JP: Foi o nosso primeiro álbum completo, por isso não eram coisas que poderíamos ter planeado melhor. Demorámos cerca de 3 semanas para terminar as gravações. Verificámos todos os instrumentos em primeiro lugar nos Ameraycan Studio, em Los Angeles. A parte mais difícil foi a bateria uma vez que o Sammy tinha apenas duas semanas para aprender as músicas antes da gravação. Ainda estávamos numa fase de tentar descobrir os detalhes das peças e torturávamo-lo com diferentes ideias e sugestões. Não nos esquecemos da chamada telefónica que o Sammy fez, um dia antes da sessão. Ele estava muito preocupado, porque pensava que não tinha tempo suficiente e disse-nos que talvez devêssemos ligar ao Virgil Donati para gravar em vez dele. Mas ele saiu-se muito bem porque ele é fenomenal.
DD: Depois, a June ficou doente antes do início das gravações e, infelizmente, não recuperou a tempo. Então decidimos que iríamos gravar a sua parte noutra altura e noutro lugar. O nosso engenheiro tem um pequeno estúdio e passadas poucas semanas June gravou as vozes.

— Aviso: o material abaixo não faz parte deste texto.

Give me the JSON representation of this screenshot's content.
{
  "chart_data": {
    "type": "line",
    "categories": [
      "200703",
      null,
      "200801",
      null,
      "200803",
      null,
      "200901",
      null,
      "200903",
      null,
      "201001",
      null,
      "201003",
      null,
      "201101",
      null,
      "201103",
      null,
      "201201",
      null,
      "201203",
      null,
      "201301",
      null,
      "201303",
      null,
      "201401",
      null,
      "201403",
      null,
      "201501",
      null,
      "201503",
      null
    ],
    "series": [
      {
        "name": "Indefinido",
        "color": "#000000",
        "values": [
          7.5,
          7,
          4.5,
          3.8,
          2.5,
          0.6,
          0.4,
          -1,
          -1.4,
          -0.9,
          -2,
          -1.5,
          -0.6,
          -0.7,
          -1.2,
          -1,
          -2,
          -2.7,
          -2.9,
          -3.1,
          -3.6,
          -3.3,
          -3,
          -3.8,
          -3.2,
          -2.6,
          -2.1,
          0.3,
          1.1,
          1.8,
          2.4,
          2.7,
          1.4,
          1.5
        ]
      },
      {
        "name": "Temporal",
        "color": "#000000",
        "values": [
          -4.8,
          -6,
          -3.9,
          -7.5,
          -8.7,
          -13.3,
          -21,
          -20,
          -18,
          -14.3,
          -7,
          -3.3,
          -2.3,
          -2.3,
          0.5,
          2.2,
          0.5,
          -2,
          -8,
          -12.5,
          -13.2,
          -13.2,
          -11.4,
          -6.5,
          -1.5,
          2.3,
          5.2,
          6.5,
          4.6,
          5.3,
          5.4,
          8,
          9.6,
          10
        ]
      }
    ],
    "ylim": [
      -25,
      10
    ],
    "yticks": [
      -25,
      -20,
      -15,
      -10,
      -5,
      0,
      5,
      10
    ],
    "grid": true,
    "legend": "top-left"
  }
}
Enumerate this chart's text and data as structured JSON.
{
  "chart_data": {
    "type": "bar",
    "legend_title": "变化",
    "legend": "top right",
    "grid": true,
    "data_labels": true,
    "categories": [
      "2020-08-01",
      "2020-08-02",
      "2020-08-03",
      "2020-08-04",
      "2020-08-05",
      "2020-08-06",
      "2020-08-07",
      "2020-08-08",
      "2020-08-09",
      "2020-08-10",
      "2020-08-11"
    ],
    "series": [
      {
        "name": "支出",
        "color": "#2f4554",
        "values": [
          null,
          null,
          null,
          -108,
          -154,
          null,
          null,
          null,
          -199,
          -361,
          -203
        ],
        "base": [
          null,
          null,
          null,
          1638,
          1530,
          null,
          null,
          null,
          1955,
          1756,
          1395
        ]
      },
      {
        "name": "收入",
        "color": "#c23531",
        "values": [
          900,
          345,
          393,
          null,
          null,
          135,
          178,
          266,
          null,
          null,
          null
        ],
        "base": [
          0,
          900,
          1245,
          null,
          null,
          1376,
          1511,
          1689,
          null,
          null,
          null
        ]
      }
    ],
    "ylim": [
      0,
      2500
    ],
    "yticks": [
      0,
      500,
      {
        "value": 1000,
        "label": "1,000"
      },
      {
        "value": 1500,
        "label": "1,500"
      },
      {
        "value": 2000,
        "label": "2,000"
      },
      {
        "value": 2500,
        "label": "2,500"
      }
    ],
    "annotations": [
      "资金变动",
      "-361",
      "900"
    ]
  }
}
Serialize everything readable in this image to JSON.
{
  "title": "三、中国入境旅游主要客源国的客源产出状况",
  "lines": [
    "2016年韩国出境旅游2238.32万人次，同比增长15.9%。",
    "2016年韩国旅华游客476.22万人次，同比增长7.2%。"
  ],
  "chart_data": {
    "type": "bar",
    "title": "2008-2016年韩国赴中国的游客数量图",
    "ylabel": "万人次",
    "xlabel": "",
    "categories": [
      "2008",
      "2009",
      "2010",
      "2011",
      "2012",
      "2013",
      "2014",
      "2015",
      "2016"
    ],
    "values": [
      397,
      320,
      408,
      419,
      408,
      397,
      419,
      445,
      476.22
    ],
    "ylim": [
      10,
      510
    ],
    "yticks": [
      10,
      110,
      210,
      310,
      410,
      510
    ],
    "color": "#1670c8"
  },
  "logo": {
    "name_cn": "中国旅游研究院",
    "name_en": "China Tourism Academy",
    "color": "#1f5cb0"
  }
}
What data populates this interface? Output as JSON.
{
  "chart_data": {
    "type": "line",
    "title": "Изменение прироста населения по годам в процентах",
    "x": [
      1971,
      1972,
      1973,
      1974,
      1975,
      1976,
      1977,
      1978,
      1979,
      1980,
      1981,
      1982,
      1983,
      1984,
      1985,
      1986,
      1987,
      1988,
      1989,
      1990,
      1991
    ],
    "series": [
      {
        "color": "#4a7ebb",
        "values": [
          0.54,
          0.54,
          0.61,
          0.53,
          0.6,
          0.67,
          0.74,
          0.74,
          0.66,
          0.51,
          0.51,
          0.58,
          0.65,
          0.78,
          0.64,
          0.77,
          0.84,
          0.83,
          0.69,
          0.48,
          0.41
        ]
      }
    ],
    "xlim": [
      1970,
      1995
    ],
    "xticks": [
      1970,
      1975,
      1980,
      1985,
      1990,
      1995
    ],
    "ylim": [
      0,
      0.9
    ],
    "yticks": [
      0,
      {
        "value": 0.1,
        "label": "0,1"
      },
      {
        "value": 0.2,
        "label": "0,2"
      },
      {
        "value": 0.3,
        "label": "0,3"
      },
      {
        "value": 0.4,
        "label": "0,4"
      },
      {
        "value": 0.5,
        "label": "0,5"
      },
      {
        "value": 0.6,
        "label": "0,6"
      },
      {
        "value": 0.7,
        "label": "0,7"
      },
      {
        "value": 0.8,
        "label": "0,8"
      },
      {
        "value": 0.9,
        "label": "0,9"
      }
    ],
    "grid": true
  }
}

JP: O Dan pensou que poderia acrescentar mais algumas faixas de guitarra para engrossar a variedade de seu tom. Depois disso, ainda não estava satisfeito com o resultado e então trouxe o seu equipamento para um estúdio no seu local de trabalho e gravou mais pistas. Era fim de semana, mas ainda havia algumas pessoas lá. Ele não se importou - ligou o amplificador tão alto que todo o edifício tremeu. Após estas peripécias, fomos para Weed, Califórnia, para misturar com a infame Sylvia Massey. Ela e Rich Veltrop realmente deram vida às faixas. Nós gostámos muito de ter estado em Weed. O velho e assombrado teatro de Sylvia, com paredes roxas foi o lugar perfeito para mim.

E o que está a ser preparado para levar The Invalid em tournée?
Nós temos alguns projetos. Existem algumas tournées alinhadas, mas é demasiado cedo para dizer as datas exatas. Posso dizer que haverá uma tournée pela costa oeste, em meados de junho e algum tempo depois, nas duas costas dos EUA. Fiquem atentos ao nosso site para saber quando se concretizarão. Entretanto, estamos a ensaiar e a terminar uma nova linha de merchandising. E estamos ansiosos para conhecer os nossos novos fãs!